Венедикт Ерофеев: человек нездешний — страница 17 из 163

Сделав небольшое отступление в мир восточной философии, продолжу разговор о музыке.

Музыка на короткое время выдёргивала Венедикта Ерофеева из хаоса современного мира. Ирония выполняла ту же роль в его жизни и творчестве. С одной стороны, она была реакцией на хаотичную жизнь, которую он вёл, а с другой — попыткой снизить страх перед рушащимся на его глазах миром и заключить этот существующий и несущий гибель хаос в рамки более или менее упорядоченного бытия. Фридрих Шлегель[83], философ, поэт и писатель, обозначал иронию как «ясное осознание хаоса»13.

Музыка входит в жизнь каждого человека чуть ли не с пелёнок. Особенно при тех средствах массовых коммуникаций, которые используются людьми сегодня. Трудно представить себе человечество без музыки. Звуковая природа мира отражена в ней — в обрядах, песнях, танцах, жертвоприношениях. Известный немецкий музыковед Хариус Шнайдер[84] обращался к мудрости Древнего Китая — даосизму, чтобы глубже понять первоначальную роль музыки: «Первым воспринимаемым проявлением созидания является звук, который в силу традиций исходит из дао (в процессе изменения и становления всех вещей на основе даосизма), из первоначальной бездны, из пещеры, из singing ground (звукового фона), из сверкающего солнца, из открытого рта божества, из музыкального инструмента, символизирующего Создателя»14.

Понятие дао {путь) находится в основе концепции даосизма, основоположником которого по традиции считается Лао-цзы, живший в VI—V веках до н. э.

Из предисловия к книге «Дао. Гармония мира»: «Всё, что существует, произошло от дао, чтобы затем, совершив круговорот, снова в него вернуться. Дао не только первопричина, но и конечная цель и завершение бытия. Дао недоступно чувственному восприятию, его нельзя выразить, или, по словам Лао-цзы, “знающий не говорит, говорящий не знает...”. Однако задача человека — познать дао, живя в единстве с природой, не нарушая “гармонии мира”. Это возможно, если придерживаться принципа недеяния и сохранять в себе чистоту ребёнка, говорит Лао-цзы, имя которого можно перевести не только как “Старый мудрец”, но и как “Старый ребёнок”»15.

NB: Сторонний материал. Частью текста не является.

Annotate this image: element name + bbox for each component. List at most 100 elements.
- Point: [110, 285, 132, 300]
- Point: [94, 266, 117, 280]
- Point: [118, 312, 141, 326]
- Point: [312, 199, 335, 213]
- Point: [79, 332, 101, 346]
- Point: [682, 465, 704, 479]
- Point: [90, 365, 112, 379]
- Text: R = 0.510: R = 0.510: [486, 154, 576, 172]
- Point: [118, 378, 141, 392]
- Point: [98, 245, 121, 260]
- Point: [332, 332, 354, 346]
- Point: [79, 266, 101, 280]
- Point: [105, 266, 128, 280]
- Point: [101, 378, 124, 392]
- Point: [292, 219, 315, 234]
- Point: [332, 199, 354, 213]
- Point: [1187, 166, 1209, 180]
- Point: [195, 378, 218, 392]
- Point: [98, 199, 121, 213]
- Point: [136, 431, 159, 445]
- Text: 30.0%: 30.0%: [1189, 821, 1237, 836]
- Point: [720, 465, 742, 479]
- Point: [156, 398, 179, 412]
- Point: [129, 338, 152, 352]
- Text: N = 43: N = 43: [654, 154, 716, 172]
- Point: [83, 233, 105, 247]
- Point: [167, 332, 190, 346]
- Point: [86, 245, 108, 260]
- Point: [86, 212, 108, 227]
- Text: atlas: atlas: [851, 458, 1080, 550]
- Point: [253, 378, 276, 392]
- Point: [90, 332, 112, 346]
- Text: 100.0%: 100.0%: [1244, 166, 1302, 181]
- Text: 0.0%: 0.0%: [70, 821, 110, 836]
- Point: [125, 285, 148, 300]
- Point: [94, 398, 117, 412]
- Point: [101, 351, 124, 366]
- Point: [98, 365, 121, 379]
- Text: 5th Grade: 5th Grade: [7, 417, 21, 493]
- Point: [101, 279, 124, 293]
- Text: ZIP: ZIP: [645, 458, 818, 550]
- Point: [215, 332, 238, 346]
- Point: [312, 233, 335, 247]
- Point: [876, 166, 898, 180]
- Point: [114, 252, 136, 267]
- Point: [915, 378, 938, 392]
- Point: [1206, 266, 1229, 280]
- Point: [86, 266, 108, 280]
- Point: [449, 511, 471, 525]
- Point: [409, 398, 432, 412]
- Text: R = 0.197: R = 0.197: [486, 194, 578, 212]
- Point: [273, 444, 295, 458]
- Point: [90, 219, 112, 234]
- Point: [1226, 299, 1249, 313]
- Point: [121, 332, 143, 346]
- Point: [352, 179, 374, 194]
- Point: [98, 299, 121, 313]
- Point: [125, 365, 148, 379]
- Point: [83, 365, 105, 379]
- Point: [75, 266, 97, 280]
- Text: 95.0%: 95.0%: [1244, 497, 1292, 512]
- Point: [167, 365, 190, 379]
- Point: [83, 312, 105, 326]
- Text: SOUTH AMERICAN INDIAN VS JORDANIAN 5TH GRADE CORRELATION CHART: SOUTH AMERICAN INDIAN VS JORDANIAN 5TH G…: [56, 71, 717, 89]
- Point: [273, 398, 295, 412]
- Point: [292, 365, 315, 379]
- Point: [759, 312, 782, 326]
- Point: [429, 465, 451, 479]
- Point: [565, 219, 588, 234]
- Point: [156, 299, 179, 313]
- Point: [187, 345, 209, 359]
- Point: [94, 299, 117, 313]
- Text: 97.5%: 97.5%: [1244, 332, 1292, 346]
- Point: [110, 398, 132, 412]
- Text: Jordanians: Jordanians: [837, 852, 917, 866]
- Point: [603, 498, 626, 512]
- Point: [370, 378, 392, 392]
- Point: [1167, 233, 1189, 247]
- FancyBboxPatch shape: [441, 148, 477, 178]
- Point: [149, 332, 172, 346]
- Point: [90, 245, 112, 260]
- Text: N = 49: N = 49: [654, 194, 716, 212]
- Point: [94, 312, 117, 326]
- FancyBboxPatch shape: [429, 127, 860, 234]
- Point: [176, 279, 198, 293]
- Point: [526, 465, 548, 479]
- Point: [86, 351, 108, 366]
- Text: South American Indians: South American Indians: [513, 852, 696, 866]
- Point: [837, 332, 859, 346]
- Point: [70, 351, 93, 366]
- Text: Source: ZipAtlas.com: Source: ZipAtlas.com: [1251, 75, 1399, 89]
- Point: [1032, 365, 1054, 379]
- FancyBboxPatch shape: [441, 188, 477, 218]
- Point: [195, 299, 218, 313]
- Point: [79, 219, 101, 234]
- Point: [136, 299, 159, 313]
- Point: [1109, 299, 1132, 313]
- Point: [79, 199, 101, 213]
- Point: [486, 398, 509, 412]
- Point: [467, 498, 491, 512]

Венедикт Ерофеев в «Записных книжках 1967 года» пересказал даосскую легенду, приводимую Джеромом Дейвидом Сэлинджером[85]: «Князь Му, повелитель Цинь, искал человека, которому можно было поручить покупку несравненного скакуна. И такого человека ему порекомендовали: Чу Фан-Као. И послан был Чу Фан-Као на поиски коня. И три месяца он искал, и нашёл. И доложил, что лошадь найдена. “Она теперь в Шахью”, — сказал он. “А какая это лошадь?” — спросил князь. “Гнедая кобыла”, — был ответ. Но когда послали за лошадью, оказалось, что это чёрный, как ворон, жеребец. Князь Му негодовал: он не умеет даже назвать масть, — что же он понимает в лошадях? Но привели коня — и оказалось, что он поистине не имеет себе равных. И придворный мудрец По Ло сказал князю Му: “Я не осмелюсь сравнить себя с Чу Фан-Као. Ибо он проникает в строение духа. Постигая сущность, он забывает несущественные черты; прозревая внутренние достоинства, он теряет представление о внешнем. Он умеет видеть то, что нужно видеть, и не замечает ненужного. Он смотрит туда, куда следует смотреть, и пренебрегает тем, на что смотреть не стоит. Мудрость Као столь велика, что он мог судить и о более важных вещах, чем достоинства лошадей”»16.

Венедикту Ерофееву удавалось наступающий на него внешний хаос бытия нейтрализовать гармонией внутри себя. В этом ему содействовала музыка. В сущности, чем чаще он её слушал, тем больше оказывался защищённым от всякого рода искушений. Появившееся от страха быть раздавленным жизненными обстоятельствами его обожание музыки стало постоянным и прочным. Теперь было трудно сказать, от чего он больше зависит — от алкоголя или от музыки. Как и невозможно было предвидеть, кто из них одержит над ним победу. Своё отношение к особой роли музыки в его внутреннем мире он высказал в дневниковой записи: «Я последнее время занят исключительно прослушиванием и продумыванием музыки. Это не обогащает интеллекта и не прибавляет никаких позитивных знаний. Но, возвышая, затемняет “ум и сердце”, делая их непроницаемыми ни снаружи, ни изнутри»17.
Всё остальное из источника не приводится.